A new law in the UK makes it an offence to take pictures of policemen or any other law enforcement officers. Civil libertarians say Gordon Brown's Britain is becoming like George Orwell's Big Brother state.
Want a photo with a smiling Bobby? You’d better think twice.
From now on anyone could be arrested for taking pictures of the police, the armed forces, or the intelligence services, which could be “useful to a person committing or preparing an act of terrorism.”
With policemen often present at newsworthy events like football matches, marches, processions and concerts, it becomes almost impossible for many people to simply do their job.
Justin Tallis, a freelance photographer, has already got in trouble with the police while covering a protest. He says the vagueness of the new law is an invitation for abuse.
“A police officer forcibly tried to remove my camera. He didn’t cite any anti-terror laws, he just didn’t like the fact I took his photograph. And we had a short scuffle,” he said. “Another time I was threatened with section 44 of the counter terrorism article, which is bizarre, I find, to use anti-terrorism laws to stop and search and threaten photographers.”

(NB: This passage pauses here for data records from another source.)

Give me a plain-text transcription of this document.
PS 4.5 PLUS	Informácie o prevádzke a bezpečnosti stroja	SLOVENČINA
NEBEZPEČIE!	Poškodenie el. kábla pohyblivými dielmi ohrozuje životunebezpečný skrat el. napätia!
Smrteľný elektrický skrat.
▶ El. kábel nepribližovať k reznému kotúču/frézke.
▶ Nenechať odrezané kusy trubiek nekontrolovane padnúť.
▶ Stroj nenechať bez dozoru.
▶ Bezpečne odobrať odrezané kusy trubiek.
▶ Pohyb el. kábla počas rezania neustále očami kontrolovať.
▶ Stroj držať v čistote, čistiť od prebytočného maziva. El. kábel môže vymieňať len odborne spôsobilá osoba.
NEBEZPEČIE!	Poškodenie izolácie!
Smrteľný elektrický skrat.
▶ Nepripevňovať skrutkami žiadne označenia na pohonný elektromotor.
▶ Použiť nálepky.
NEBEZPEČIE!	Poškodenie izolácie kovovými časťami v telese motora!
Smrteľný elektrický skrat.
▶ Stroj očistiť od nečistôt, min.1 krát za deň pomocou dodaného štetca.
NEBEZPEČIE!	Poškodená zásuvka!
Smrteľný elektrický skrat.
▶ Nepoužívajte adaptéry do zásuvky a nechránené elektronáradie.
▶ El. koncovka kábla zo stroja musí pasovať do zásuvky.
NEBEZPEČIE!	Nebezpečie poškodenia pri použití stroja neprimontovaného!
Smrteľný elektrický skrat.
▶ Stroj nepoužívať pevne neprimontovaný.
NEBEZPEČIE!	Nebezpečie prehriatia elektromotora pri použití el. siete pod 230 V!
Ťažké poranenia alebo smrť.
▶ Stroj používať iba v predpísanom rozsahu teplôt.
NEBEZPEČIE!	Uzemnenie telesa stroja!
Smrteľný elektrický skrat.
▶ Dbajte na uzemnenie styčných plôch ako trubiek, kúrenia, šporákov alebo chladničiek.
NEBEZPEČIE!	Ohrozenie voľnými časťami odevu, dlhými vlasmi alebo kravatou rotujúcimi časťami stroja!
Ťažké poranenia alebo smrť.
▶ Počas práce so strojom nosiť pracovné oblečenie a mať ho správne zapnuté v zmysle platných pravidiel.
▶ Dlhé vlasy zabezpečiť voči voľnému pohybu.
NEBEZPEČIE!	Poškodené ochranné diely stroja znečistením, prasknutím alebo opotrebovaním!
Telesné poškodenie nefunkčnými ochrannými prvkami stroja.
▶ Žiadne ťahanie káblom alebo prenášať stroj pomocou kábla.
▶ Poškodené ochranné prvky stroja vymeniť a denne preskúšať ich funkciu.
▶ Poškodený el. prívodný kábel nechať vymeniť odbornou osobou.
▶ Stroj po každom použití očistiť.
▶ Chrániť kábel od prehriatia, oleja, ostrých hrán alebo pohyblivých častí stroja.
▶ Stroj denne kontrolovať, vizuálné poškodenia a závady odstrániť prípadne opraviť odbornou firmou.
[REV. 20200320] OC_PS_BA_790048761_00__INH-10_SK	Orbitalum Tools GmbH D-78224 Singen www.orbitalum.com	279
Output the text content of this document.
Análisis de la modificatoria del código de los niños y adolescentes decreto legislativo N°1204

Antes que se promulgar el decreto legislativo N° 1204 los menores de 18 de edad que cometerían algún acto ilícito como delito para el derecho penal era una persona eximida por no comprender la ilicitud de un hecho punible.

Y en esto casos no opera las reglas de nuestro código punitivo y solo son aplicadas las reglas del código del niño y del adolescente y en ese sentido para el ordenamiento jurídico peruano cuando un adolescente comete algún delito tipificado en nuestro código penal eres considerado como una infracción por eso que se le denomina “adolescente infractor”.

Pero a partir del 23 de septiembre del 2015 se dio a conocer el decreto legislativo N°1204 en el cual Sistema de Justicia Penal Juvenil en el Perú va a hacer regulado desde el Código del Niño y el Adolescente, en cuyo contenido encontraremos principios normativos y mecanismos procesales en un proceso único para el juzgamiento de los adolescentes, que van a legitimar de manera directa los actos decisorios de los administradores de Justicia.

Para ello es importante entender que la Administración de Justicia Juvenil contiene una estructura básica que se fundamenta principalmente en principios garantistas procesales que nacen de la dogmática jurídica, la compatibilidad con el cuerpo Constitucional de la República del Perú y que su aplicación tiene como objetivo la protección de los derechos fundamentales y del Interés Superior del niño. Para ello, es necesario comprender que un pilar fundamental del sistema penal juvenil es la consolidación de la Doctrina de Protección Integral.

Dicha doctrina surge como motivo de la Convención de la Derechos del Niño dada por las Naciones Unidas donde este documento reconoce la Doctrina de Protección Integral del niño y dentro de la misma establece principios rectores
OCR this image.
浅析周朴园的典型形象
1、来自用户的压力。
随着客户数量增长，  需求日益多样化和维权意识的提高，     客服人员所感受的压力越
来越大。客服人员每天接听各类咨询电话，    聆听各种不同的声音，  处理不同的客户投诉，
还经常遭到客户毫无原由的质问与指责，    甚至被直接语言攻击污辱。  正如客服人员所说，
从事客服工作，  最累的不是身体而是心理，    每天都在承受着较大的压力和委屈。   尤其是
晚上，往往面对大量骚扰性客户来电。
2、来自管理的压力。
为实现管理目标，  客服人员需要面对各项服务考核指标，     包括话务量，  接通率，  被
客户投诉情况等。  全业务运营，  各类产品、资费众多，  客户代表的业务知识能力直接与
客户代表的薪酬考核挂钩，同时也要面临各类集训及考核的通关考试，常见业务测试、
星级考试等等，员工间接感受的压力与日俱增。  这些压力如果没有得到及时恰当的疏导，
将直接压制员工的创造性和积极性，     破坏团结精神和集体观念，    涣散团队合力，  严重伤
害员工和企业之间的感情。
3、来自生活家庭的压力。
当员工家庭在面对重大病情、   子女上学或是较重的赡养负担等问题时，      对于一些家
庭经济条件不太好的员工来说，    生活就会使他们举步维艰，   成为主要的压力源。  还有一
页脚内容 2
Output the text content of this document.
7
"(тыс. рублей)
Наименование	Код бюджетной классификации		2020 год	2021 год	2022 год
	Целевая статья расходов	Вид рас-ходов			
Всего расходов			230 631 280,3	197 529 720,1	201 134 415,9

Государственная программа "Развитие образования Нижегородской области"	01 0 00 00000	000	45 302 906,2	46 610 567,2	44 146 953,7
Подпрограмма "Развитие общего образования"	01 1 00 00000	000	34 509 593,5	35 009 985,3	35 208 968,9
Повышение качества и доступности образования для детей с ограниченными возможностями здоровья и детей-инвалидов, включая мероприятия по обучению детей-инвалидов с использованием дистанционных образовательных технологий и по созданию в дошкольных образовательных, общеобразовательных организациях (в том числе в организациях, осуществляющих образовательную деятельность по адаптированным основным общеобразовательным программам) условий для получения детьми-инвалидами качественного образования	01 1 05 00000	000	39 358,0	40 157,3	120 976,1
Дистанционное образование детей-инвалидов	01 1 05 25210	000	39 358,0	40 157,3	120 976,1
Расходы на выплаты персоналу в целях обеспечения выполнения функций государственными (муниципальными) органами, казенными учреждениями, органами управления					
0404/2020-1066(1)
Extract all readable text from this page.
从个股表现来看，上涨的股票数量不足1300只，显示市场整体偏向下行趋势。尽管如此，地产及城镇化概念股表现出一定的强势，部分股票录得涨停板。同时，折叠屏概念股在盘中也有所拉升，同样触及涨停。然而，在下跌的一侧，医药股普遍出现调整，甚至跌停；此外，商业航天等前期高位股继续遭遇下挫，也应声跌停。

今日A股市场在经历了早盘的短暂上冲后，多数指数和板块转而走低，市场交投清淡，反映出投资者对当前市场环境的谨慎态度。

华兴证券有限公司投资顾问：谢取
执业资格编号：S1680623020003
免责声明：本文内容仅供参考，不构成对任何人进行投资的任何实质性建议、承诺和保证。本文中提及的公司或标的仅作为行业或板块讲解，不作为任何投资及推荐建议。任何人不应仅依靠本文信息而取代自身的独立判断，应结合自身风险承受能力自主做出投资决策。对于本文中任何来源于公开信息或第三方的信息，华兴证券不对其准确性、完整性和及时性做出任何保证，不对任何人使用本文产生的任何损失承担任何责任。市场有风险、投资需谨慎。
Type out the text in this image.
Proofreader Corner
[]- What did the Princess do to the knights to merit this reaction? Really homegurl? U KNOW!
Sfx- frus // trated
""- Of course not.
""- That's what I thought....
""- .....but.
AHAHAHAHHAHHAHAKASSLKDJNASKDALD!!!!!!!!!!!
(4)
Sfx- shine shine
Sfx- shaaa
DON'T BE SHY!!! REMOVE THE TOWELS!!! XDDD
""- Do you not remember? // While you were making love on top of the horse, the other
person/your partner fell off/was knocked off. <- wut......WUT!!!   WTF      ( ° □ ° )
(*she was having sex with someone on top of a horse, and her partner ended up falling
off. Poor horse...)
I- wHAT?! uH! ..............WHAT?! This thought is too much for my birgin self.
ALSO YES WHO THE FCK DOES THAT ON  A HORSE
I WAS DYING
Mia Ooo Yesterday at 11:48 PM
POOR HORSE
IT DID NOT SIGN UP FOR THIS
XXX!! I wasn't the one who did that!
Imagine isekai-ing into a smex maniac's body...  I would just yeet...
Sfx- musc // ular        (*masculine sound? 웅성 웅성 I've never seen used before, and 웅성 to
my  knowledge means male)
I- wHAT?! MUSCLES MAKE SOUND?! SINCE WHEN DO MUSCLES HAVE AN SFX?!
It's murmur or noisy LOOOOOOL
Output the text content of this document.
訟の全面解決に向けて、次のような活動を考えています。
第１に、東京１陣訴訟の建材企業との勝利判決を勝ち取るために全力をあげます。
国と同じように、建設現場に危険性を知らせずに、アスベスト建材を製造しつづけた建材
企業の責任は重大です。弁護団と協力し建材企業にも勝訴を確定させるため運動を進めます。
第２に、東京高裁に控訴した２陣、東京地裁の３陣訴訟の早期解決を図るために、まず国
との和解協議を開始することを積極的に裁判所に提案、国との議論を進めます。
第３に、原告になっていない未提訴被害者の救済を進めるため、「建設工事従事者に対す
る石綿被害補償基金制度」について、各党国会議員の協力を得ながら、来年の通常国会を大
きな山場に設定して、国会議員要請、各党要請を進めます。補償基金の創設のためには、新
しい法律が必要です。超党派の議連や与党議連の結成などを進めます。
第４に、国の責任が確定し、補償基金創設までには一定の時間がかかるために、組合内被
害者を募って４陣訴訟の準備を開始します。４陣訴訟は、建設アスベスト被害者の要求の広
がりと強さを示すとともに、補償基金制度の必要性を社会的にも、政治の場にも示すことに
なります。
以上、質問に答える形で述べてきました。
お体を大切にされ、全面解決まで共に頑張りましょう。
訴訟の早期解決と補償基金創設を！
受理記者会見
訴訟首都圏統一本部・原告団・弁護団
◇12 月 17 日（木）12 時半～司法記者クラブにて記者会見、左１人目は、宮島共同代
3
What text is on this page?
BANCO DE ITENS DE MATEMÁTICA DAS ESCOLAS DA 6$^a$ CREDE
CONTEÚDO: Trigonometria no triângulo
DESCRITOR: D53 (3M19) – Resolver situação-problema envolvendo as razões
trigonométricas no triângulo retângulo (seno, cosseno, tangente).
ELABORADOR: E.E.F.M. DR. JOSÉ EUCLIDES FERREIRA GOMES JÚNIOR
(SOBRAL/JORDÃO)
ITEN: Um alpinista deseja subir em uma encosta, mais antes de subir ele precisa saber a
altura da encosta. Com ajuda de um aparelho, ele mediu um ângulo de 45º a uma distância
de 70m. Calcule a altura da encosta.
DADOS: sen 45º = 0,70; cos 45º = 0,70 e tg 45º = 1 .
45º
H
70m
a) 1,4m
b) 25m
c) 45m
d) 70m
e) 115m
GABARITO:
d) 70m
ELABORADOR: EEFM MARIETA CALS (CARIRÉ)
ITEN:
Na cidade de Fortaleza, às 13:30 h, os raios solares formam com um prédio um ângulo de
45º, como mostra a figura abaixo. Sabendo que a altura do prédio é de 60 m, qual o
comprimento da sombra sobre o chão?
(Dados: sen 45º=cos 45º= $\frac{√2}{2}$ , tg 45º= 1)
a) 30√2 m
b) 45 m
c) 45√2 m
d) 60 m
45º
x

Even the Parliamentarians are outraged at the new law. Austin Mitchell, now a chairman of Parliamentary All-Party Photography Group, is putting together a protest to the Home Office.
“I think it’s absolutely ridiculous! It’s going to open a Pandora’s Box of officiousness! People are already being stopped for all kinds of trivial reasons,” he said. “I have even had people been stopped from taking a picture of the House of Commons because it could be a terrorist target. Now that could be said of anywhere!”
A person taking a photo, according to the new law, should have “a reasonable excuse for their action.” Many in Britain see this as a part of a larger, creeping assault on civil liberties in the name of terrorist prevention.
“There are lots of little assaults going on in Britain against human rights and civil liberties and the old traditional conventions of the British constitution,” said Henry Porter, organizer of the Convention on Modern Liberty. “Britain so quickly is moving into this state where the police are unanswerable and are given the power to arrest people and imprison them for five years for the fact that they’ve just taken a picture.”
The problem is certainly wider than that. With the stop and search policy, powers to arrest without warrant, fingerprint collection, the National DNA database of innocent people and the potential introduction of identity cards, Britain, say many, is heading towards a 21st century controlled state.
Even the former head of MI5, the British domestic intelligence service, Dame Stella Rimington, has recently warned the government of the dangers of creating a police state by exploiting fears over terrorism.
With over four million CCTV cameras in the UK – the largest number in the world per capita – the state is constantly monitoring everyone’s lives.
By making it illegal to let the lens turn on themselves, the police have left everyone wondering the old saying: “Who watches the watchmen?”